Green stocks are shares of ownership in companies that do business in environmentally friendly ways. These companies tend to be involved in activities such as developing alternative energies, reducing carbon footprints, controlling pollution, and recycling. While firms that are prominent in their industries and have proven to be perennially profitable are called “blue chips,” green stocks, which are also known as “green chips,” come with significantly higher risks.

Despite these risks, green stocks are attractive to investors who are environmentally conscious and want to support the growth of businesses they see as being more responsive to earth-friendly priorities. However, although investors tend to be willing to take on the risks of green stocks during bull markets, they are also apt to abandon them during bear markets. This trend was observed in 2003-2007, when high oil prices spurred keen interest in alternative energy and made these green stocks elite performers.

The good times came to a screeching halt as the Great Recession hit in 2008-2009. When traditional energy prices plummeted to dirt cheap levels, demand for alternative energy likewise sank and took green stock prices with it. This inherent volatility for green stocks is exacerbated by the sector’s relative dependence on the availability of government subsidies.

Investors who are willing to weather the risk and volatility that come with green stocks may eventually be handsomely rewarded. Since the end of the Great Recession, green stocks have rebounded nicely along with the broader market. To the extent that historical momentum appears to be on the side of environmentally friendly businesses, it is reasonable to expect the future to be bright for their market performance.

While risk and volatility have to be weighed carefully in investing decisions, investors interested in green stocks now have more options than ever. As they have performed well in the market, green stocks have been increasingly included in mutual and exchange-traded funds, and many funds hold green stocks exclusively. This surge of interest has been fueled by both investors who believe in the morality of green investing and those who consider more conventional businesses to be economically and environmentally unsustainable.

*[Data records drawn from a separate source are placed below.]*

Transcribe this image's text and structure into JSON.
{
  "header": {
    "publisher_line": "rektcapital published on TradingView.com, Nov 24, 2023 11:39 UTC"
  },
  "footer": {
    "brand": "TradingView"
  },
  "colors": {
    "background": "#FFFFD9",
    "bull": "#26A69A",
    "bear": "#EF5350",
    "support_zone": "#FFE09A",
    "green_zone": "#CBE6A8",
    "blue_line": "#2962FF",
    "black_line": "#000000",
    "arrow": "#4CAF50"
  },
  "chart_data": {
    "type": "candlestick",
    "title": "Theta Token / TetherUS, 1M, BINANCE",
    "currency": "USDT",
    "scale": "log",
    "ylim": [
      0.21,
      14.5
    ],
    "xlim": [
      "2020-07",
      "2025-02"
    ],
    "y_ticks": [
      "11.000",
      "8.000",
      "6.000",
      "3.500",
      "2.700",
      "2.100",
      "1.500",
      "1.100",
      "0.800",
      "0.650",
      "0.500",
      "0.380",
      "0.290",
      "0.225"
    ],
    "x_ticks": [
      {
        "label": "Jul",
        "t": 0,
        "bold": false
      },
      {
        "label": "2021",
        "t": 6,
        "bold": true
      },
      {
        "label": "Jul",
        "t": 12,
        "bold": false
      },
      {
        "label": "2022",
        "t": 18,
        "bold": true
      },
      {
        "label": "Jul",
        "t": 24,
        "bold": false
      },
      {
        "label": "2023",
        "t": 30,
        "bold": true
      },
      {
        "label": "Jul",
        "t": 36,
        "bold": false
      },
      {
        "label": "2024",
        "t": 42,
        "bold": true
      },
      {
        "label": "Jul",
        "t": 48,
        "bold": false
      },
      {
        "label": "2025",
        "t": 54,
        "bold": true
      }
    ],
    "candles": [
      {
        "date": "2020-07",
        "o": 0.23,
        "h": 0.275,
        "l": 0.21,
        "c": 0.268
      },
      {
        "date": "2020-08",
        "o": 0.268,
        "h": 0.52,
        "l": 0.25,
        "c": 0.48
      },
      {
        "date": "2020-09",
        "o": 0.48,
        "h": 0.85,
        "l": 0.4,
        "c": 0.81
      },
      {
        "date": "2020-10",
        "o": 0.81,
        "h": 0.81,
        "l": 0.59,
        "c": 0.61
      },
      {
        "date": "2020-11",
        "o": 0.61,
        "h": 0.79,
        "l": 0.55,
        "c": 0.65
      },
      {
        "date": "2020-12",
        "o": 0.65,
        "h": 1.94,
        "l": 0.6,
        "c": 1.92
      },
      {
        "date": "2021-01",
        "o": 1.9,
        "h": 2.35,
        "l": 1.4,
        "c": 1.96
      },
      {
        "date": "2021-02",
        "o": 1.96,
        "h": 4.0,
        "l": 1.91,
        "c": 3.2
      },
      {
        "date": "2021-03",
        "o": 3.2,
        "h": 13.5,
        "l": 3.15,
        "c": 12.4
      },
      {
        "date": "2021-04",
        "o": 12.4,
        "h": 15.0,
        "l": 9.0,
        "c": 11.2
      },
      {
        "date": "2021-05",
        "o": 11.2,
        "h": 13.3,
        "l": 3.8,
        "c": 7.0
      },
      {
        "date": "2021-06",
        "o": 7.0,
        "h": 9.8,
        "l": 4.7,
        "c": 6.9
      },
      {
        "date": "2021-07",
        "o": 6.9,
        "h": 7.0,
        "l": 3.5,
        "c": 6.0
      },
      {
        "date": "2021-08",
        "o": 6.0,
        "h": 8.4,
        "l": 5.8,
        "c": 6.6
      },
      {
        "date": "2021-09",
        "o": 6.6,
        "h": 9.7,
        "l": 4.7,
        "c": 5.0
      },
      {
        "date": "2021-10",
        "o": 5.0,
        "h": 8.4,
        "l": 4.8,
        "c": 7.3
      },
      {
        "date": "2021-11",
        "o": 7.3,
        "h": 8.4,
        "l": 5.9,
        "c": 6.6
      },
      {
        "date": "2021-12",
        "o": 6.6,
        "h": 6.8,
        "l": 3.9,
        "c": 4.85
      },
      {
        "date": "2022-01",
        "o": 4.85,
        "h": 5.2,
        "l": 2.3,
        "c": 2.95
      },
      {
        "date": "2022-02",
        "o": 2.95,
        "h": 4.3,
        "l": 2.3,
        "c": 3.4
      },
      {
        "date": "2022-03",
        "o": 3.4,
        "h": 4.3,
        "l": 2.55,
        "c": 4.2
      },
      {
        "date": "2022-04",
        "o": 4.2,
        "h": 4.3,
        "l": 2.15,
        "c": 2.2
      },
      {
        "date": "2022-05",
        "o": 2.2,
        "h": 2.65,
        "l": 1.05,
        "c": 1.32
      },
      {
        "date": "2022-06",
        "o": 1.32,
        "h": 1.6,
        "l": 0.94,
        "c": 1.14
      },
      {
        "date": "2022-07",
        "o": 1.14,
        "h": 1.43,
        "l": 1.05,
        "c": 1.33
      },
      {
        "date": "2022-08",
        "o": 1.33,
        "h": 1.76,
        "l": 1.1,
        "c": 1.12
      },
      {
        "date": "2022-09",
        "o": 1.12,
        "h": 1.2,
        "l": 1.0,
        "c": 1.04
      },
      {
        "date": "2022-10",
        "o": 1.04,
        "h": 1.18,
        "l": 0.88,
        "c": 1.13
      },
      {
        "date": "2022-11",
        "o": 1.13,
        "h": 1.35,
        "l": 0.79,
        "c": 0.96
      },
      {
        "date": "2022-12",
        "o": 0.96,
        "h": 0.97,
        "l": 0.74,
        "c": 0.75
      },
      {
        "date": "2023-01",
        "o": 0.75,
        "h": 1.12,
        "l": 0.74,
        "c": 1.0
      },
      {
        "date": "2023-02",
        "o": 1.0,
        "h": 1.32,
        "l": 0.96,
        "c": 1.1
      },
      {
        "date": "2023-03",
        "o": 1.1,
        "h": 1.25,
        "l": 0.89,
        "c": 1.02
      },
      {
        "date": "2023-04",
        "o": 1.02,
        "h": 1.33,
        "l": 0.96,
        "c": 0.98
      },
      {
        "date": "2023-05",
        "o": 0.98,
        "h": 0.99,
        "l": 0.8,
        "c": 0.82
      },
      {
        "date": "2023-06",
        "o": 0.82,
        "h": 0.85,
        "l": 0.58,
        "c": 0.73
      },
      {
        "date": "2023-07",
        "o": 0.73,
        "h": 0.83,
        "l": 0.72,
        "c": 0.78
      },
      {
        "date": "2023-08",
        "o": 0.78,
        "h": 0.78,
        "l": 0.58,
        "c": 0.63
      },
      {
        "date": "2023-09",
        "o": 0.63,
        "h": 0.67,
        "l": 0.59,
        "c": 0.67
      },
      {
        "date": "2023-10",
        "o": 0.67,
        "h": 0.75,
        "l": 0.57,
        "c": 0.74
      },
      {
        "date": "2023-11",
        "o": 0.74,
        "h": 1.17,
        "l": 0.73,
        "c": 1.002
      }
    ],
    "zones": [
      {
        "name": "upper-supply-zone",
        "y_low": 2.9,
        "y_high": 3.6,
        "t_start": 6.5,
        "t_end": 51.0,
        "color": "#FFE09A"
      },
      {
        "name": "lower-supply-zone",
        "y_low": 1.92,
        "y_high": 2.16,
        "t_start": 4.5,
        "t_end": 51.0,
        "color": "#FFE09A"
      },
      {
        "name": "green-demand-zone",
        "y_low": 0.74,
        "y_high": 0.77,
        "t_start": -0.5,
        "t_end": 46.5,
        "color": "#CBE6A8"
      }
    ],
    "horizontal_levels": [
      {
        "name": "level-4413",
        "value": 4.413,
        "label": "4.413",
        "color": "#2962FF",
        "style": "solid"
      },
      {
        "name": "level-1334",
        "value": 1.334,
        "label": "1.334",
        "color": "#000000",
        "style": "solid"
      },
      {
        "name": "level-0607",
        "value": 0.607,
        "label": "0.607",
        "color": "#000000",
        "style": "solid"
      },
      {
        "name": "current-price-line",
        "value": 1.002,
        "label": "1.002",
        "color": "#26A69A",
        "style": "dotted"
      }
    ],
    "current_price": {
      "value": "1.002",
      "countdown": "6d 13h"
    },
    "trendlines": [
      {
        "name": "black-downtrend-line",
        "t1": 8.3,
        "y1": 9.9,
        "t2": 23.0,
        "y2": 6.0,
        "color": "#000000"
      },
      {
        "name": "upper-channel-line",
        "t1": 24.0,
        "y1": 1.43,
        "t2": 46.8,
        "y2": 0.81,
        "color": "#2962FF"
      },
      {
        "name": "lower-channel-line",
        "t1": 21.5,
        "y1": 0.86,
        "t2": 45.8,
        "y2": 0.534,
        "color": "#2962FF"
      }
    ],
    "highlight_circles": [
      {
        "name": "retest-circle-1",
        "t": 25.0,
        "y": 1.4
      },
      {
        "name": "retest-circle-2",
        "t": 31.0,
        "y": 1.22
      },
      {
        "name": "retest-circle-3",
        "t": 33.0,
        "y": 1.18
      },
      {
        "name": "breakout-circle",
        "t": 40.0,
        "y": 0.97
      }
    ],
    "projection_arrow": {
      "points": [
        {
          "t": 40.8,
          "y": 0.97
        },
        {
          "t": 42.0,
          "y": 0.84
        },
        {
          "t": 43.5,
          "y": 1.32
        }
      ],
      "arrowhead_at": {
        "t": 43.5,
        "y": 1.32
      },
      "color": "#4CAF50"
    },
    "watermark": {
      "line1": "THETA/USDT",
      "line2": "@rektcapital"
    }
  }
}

Those interested in green stocks will have to decide which specific strategy is right for them. For example, one strategy, known as Fossil Fuel Free (FFF), aims to completely exclude from portfolios any companies that are involved in any part of conventional energy sources, including oil, gas, coal and even nuclear power. However, some investment professionals with solid green credentials argue that investing in the efficient use of fossil fuels is the more realistic way to gradually reduce our dependence on them.

Accordingly, as green investors evaluate their investments, they have to make a call on how much deviation from an ideal standard of greenness they are willing to tolerate. An example of the tension that can occur took place when Brookfield Renewable Energy Partners was removed from the Green Alpha Global Enhanced Equity Income Portfolio. Although the vast majority of Brookfield’s operations are in the area of renewable energy, it did acquire two natural gas plants, which caused it to fall short of the FFF standard.